Plant early with first effective rains after to increase the chances of good emergence, crop establishment, initiation of reproductive organs by:
Consider planting early to medium maturing varieties to take advantage of the normal to above normal forecast for the second half of the season
Dry planting two to two and half weeks before the start of the season.
Stagger plantings within 5-15 days of the first planting date
Moisture conservation by creating small water micro-catchments such as planting basins, tied ridges and so forth.
Mulching with dry or live mulch to minimise evaporation
Dry land farmers are encouraged to prepare land early for dry planting by the 28th of October.

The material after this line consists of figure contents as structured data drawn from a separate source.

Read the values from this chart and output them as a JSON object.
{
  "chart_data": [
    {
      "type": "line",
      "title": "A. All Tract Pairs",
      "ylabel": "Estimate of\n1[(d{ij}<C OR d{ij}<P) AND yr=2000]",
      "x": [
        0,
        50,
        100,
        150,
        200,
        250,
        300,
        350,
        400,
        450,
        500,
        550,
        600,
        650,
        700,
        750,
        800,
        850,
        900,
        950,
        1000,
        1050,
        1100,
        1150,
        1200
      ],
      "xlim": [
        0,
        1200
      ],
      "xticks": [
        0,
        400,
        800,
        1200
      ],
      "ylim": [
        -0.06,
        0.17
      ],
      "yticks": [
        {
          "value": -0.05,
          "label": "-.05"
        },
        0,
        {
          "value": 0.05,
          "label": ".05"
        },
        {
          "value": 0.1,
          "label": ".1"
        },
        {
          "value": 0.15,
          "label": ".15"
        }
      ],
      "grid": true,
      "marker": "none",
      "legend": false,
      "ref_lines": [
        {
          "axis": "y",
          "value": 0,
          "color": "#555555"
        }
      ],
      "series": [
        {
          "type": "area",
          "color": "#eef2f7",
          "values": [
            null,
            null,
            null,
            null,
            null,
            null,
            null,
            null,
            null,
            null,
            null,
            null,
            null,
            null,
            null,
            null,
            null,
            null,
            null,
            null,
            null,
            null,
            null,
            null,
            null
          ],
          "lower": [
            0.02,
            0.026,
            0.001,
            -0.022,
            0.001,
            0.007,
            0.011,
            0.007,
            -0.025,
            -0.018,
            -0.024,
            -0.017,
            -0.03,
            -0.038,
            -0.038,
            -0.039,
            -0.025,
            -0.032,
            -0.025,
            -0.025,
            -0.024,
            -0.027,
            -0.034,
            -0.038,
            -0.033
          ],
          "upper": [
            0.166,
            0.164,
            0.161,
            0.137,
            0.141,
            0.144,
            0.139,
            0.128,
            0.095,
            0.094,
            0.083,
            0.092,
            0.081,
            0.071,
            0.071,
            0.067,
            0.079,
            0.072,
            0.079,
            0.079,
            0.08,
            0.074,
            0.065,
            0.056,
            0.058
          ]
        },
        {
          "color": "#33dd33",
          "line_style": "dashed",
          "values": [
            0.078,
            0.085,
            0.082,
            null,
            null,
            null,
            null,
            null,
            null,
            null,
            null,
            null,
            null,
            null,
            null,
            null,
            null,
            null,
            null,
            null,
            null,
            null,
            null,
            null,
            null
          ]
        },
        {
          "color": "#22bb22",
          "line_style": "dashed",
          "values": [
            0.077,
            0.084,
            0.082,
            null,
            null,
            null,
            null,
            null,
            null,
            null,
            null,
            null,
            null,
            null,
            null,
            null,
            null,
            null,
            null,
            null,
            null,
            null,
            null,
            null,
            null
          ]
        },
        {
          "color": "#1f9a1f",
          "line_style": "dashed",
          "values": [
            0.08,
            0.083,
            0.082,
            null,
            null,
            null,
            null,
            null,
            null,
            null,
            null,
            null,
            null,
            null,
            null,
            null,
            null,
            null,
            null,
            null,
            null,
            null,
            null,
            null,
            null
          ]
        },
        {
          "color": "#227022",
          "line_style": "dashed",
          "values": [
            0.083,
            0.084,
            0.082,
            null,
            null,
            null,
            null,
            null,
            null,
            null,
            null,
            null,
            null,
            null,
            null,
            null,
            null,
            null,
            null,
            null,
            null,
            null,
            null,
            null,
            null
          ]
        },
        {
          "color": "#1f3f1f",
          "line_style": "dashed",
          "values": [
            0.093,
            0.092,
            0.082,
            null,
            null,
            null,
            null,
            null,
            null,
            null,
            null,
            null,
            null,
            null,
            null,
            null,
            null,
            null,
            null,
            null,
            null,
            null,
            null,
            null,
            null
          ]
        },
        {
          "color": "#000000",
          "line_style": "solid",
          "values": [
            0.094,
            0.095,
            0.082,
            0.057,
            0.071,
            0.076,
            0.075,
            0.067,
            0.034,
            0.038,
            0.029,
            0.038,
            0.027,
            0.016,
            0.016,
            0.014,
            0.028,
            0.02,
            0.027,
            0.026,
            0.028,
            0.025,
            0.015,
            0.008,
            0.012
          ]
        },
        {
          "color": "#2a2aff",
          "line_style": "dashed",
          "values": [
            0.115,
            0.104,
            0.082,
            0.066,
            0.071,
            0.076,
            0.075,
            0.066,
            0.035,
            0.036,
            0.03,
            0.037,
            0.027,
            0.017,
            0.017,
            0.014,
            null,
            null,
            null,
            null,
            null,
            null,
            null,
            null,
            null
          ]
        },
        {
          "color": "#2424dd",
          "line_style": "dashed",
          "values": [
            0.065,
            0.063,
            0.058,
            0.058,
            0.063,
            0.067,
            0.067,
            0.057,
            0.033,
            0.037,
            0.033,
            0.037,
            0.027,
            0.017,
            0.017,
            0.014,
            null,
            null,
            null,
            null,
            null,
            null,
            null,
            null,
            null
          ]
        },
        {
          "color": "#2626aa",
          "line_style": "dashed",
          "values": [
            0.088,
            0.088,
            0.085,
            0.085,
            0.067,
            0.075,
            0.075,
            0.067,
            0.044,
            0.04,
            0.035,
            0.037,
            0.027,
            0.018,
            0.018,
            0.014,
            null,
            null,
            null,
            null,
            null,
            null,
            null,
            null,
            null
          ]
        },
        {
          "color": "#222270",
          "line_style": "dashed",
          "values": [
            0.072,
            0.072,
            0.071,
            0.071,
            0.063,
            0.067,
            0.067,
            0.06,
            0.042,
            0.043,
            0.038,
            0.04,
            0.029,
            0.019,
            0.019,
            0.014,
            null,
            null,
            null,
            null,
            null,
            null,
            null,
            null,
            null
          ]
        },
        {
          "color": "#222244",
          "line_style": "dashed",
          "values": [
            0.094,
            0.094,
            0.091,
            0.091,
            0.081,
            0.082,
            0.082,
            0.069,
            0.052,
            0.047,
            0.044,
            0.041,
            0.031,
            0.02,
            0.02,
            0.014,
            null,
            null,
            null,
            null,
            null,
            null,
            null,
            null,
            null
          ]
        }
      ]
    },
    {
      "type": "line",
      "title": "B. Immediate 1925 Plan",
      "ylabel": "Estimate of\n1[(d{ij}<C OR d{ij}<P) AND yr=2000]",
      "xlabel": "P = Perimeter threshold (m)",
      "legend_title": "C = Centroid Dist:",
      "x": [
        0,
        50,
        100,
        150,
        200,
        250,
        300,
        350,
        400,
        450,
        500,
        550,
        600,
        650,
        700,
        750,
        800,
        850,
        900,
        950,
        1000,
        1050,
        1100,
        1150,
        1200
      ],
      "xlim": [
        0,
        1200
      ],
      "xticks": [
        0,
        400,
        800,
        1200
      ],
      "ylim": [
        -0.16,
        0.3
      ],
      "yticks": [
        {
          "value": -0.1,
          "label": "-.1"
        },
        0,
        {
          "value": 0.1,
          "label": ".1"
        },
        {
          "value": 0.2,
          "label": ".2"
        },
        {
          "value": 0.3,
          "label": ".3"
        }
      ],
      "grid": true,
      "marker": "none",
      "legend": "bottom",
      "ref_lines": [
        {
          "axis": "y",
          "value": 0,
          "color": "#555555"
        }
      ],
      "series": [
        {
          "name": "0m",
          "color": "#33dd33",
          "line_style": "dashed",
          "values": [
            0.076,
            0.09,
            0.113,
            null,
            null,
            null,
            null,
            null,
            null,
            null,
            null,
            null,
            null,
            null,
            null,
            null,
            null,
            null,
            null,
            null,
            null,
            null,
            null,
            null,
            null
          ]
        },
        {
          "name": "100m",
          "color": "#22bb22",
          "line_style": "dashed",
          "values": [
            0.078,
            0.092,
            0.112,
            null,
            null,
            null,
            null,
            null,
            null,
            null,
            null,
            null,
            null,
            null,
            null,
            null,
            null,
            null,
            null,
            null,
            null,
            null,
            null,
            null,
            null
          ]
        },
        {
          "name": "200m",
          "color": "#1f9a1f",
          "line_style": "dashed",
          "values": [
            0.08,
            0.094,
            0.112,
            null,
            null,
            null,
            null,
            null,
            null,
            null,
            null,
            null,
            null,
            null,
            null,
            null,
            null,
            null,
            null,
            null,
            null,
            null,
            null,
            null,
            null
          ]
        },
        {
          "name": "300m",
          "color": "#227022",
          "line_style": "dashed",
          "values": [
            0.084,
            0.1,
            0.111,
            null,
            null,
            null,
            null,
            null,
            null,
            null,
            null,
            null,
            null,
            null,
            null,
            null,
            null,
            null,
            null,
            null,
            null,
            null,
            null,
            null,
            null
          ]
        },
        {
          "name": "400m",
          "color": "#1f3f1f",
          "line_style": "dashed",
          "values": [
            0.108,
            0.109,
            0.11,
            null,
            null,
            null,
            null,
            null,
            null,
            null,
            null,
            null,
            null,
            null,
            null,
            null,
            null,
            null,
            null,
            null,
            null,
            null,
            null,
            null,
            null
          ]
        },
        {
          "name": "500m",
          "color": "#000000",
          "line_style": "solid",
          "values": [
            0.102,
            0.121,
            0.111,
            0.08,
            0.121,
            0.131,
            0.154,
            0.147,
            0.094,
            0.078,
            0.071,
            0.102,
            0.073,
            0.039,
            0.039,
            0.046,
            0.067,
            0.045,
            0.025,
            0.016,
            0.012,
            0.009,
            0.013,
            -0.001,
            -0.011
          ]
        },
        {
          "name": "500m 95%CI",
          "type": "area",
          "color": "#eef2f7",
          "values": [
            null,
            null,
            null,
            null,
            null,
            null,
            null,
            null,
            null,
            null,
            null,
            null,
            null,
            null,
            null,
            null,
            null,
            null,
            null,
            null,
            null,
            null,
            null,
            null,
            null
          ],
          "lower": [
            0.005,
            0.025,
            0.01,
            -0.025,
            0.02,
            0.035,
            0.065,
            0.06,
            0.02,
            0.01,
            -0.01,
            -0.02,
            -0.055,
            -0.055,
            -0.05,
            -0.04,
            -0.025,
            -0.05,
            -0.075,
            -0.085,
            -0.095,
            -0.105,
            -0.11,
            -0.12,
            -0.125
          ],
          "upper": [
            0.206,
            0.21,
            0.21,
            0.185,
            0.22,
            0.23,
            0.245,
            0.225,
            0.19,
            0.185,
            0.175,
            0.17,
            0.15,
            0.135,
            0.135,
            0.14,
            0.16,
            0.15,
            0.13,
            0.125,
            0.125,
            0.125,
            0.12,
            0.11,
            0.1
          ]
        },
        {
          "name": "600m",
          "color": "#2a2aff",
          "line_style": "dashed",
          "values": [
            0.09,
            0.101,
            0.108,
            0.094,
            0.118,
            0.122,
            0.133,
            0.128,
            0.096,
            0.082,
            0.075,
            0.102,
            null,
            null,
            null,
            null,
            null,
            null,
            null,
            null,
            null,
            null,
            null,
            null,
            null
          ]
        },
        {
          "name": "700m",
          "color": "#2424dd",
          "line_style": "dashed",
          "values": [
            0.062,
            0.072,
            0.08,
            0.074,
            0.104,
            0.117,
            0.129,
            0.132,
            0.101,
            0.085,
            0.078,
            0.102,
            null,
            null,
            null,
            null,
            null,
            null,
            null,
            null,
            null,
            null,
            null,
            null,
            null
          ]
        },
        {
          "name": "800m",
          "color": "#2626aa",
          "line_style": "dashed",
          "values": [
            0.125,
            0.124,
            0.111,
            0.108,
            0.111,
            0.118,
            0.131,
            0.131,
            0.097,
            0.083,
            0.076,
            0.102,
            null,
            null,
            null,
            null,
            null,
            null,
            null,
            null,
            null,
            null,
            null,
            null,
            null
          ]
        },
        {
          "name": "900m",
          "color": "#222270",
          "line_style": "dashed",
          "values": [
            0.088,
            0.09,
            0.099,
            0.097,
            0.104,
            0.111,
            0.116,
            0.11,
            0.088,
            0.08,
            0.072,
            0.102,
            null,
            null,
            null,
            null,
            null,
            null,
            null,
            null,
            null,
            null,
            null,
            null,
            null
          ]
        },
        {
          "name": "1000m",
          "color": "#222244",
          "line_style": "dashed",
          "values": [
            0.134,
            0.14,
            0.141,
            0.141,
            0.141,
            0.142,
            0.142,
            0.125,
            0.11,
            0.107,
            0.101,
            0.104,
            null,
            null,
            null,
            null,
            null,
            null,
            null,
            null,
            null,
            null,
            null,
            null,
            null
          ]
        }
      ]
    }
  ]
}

Farmers with supplementary irrigation are advised to plant early and start off their crop with irrigation until the main rains start.
Long and medium varieties in NRs I and II, and medium to short season varieties in NR III, with mediums better suit to areas bounding NR II where rains may be higher.
Medium to short season are advised for rain plantings, as indications are that the onset of rains would have reduced the growing season (period).
In Natural regions IV and V consider planting early maturing varieties of sorghum and pearl millet should be considered the first crops to be planted to minimize the effects of prevailing acute food shortages. Legumes crops can then follow. Dry planting should be considered an option
Increase the area under small grains and consider a basket of other crops such as cotton pulses and oil seeds.
Fertiliser, pest and disease management
Apply adequate organic and inorganic fertilisers to enhance competitive plant growth.
Apply half of the recommended rate of top-dressing fertiliser at 4-6 weeks after emergence
Timely and efficient weed management
Scout for pests early especially Fall armyworm. Institute management practices as soon as Fall armyworm and fall armyworm damage is noticed.
Soak (prime) seed for gap filling as early as it is realised emergence is poor.
Gap fill immediately it is realised timely gap filling
Increase the chances of good pollination, fertilisation and grain development by conserving the moisture from the first half of the season by practicing moisture conservation technics such as tied ridges, minimum tillage, mulching with dry material or spreading crops such as cowpeas, the cucumber family of crops and many others.